The 2021 paper Insulin Signaling as a Therapeutic Target in Glaucomatous Neurodegeneration found that: "Studying the insulin pathway in RGCs, glial cells, and endothelial cells and understanding the cross talk between insulin signaling and various pathogenic events in glaucoma are essential to set the stage for future clinical investigations. Several clinical trials that have investigated the potential use of intranasal insulin in the management of Alzheimer's disease have revealed positive outcomes that include improved memory and attention. Thus, stimulating insulin signaling directly using exogenous insulin and enhancing its sensitivity using different anti-diabetic medications may have multiple beneficial outcomes. Targeting insulin signaling may serve not only as a possible neuroprotective therapy in glaucoma, but also as a potential pro-regenerative one."

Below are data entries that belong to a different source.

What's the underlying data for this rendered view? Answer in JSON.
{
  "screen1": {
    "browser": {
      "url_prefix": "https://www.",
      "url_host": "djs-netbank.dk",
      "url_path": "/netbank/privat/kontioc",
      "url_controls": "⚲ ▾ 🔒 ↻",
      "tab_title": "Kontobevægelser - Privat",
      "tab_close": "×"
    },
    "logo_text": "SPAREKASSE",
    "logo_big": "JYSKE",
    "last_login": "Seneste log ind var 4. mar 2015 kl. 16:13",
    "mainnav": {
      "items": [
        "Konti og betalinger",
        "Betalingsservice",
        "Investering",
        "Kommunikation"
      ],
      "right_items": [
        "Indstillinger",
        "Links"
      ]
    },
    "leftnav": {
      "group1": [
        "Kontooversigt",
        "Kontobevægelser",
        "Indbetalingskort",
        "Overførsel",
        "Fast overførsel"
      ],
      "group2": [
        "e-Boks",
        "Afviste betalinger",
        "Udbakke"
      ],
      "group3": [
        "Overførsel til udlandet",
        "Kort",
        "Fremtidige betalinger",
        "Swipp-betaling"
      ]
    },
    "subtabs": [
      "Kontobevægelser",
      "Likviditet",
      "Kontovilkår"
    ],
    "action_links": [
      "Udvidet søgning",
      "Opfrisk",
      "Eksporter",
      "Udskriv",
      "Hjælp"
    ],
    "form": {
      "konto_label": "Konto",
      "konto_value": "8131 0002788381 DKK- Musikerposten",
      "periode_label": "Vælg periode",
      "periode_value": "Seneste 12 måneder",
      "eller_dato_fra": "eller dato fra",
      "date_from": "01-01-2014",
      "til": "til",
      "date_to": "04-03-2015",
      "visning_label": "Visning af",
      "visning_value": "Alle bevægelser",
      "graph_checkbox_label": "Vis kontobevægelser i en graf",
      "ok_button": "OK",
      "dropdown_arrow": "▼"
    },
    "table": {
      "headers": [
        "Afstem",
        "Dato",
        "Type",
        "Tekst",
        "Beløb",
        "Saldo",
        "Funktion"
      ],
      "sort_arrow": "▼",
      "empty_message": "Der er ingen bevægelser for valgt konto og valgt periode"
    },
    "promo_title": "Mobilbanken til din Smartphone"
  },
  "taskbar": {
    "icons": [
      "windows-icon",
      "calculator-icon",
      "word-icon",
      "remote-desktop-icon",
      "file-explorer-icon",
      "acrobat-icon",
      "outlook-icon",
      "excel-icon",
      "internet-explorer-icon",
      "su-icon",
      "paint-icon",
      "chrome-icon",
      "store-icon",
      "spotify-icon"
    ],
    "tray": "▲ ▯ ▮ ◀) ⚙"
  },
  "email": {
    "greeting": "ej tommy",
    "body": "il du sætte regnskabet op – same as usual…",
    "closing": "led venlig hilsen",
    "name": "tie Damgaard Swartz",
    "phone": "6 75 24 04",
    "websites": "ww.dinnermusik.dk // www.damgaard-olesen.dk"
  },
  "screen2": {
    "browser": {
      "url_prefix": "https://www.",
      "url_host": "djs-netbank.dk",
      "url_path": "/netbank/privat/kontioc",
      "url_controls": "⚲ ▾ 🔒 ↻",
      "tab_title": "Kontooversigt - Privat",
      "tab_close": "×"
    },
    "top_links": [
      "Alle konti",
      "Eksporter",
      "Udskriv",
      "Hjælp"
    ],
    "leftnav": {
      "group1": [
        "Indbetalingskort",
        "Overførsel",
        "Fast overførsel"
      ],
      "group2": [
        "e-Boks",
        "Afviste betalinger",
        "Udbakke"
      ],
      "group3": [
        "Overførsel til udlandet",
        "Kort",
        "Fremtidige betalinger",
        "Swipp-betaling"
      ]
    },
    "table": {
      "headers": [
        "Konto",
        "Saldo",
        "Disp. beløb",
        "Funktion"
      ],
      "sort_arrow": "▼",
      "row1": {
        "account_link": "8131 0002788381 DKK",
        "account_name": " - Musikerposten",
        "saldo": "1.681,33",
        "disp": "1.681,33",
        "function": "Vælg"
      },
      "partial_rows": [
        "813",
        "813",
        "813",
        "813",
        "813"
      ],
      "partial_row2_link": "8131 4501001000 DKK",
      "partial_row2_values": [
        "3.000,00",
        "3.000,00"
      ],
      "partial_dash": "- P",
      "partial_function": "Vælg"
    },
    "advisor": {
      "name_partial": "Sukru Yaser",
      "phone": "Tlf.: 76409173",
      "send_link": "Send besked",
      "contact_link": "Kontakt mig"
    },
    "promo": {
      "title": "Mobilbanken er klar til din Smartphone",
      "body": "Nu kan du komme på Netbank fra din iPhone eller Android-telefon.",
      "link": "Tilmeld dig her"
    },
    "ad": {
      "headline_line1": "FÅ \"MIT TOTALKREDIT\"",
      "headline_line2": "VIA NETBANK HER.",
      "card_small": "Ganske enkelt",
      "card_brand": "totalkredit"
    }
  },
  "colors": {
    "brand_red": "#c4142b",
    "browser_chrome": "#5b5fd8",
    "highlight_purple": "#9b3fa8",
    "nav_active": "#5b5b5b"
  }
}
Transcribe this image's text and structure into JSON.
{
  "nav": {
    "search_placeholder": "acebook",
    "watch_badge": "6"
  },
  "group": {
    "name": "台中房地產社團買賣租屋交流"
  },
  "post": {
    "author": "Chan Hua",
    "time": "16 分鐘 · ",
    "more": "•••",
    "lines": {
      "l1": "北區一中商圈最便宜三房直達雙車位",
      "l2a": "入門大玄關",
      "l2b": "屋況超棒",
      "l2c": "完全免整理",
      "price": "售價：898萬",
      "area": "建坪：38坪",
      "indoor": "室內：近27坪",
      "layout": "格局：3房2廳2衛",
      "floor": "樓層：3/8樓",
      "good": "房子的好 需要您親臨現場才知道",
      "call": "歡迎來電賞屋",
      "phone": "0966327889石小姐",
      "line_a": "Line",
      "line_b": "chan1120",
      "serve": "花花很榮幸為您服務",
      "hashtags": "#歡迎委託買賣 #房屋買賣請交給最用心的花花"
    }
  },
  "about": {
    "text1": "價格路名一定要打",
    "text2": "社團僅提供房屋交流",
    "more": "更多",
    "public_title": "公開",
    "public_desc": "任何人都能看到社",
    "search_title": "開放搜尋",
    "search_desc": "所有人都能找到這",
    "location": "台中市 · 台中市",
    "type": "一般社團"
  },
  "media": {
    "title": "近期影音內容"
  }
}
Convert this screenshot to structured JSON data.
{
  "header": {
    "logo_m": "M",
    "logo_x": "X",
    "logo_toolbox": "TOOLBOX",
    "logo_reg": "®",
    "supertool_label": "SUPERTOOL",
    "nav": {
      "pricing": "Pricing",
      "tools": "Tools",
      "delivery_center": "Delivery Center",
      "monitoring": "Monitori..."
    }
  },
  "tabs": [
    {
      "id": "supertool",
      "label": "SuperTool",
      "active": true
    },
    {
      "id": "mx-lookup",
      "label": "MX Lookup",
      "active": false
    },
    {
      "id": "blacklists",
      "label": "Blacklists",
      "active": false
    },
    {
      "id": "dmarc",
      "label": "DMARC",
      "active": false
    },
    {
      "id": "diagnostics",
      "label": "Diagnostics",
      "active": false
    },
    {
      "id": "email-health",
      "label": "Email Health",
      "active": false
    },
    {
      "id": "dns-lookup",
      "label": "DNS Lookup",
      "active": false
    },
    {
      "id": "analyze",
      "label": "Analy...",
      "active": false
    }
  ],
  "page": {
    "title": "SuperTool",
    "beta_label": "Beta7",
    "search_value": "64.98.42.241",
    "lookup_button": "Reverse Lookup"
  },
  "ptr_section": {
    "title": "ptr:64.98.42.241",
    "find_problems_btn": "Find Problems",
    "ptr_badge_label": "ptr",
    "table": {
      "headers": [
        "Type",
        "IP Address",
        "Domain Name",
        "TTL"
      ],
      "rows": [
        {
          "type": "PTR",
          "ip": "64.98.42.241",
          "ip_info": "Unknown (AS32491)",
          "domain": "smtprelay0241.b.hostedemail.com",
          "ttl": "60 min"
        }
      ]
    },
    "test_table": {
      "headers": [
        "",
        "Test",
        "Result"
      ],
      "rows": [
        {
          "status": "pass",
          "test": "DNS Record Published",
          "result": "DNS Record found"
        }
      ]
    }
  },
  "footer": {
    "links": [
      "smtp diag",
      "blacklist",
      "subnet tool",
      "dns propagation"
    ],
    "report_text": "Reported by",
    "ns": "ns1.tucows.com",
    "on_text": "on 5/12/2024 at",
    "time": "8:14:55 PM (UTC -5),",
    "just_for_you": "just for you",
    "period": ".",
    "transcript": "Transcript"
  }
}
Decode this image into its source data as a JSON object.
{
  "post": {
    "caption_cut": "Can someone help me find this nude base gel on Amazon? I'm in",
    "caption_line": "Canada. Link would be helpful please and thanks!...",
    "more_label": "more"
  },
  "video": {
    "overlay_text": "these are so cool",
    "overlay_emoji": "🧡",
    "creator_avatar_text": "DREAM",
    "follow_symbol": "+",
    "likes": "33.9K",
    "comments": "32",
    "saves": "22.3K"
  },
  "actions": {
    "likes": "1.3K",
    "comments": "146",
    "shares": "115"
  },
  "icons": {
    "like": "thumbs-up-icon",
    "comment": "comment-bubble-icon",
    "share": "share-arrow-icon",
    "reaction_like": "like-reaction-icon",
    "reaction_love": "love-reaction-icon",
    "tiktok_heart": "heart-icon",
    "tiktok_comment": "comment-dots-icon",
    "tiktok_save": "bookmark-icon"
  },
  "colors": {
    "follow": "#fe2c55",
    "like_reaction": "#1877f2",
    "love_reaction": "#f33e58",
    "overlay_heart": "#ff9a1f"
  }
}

On a side note, I've been on an ongoing research rabbit hole with taurine's benefits for diabetics for a couple of years now. Taurine has been shown to have a protective effect on RGCs.
See the studies: Taurine Promotes Retinal Ganglion Cell Survival Through GABA Receptor Activation (2017), Taurine Provides Neuroprotection Against Retinal Ganglion Cell Degeneration (2012), Taurine is a Crucial Factor to Preserve Retinal Ganglion Cell Survival (2013), Taurine Deficiency Damages Retinal Neurones: Cone Photoreceptors and Retinal Ganglion Cells (2012), among others.